Nothing Needed
They other morning I woke up in a bad mood. I had realized that there was no coffee in the house and I was prepared for a crap day. Coincidentally, I had a counseling appointment. I met with my counselor. 
He asked me what I was hearing from God. I told him that I didn’t want to hear from God. That I would prefer He left me alone. That when I was down, He usually asks me to do something, minister to someone else and I do not have the energy for this. He told me to ask God about what any lies I was believing. I got nothing from God. We talked some more. He then suggested I ask God to just talk to me and show me something. I closed my eyes and tried to listen. 
Where I attend counseling, there are continuous water sounds played on speakers throughout the building. I listened to the sound of waves crashing onto shore. I got a picture on standing on the wet sand and as each wave hit, my feet would be covered more with wet sand. I started to walk along the beach, watching the waves, the long grass sway, the pieces of driftwood… Then I received a memory. I do not remember the details. What I do remember was we were back in Wisconsin, when Shawn was living with us. He was going through a hard time. We were on the beach of Lake Michigan. It was starting to get dark and he wanted to stay longer. I went around and gathered wood and built him a fire. I stay for a little bit and then left. 
My counselor asked me if in that time, I was a good father. I thought about it and said yes. He asked if I required anything of Shawn. I said no, I did not. He then asked if God was a good father and I said yes. Does God require anything of me right now. The answer was no. God knew where I was, the state in which I was. He did not need me to put out anyone else’s fires for him. Just get through the day, do not make any major decisions, let Him minister to me. 

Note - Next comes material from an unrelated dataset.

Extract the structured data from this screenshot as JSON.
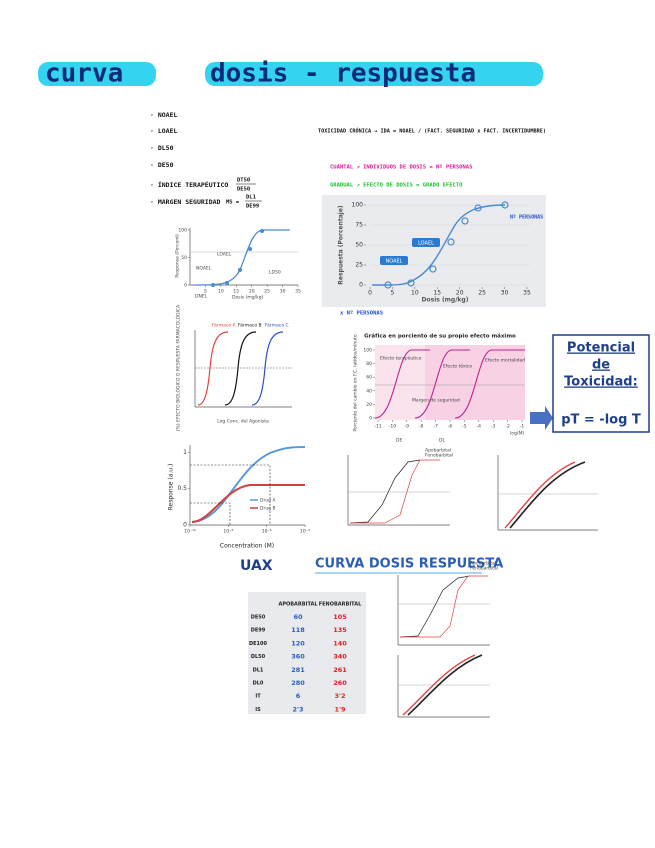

The Lord is near to the brokenhearted and saves the crushed in spirit (Psalm 34:18)
Now I try to picture the Father and I sitting on beach, watching the waves come in. He gets up to build me a fire, to comfort my spirit and soothe my soul. There will be times when He will want me to minister to someone. Not now, maybe later today.
Trouble and anguish have found me out, but your commandments are my delight. (Psalm 119:143)
Now to get some coffee.


Thank you for sharing Brother. I go to counseling too. I have not tried this approach. It seems to be very good & effective for you.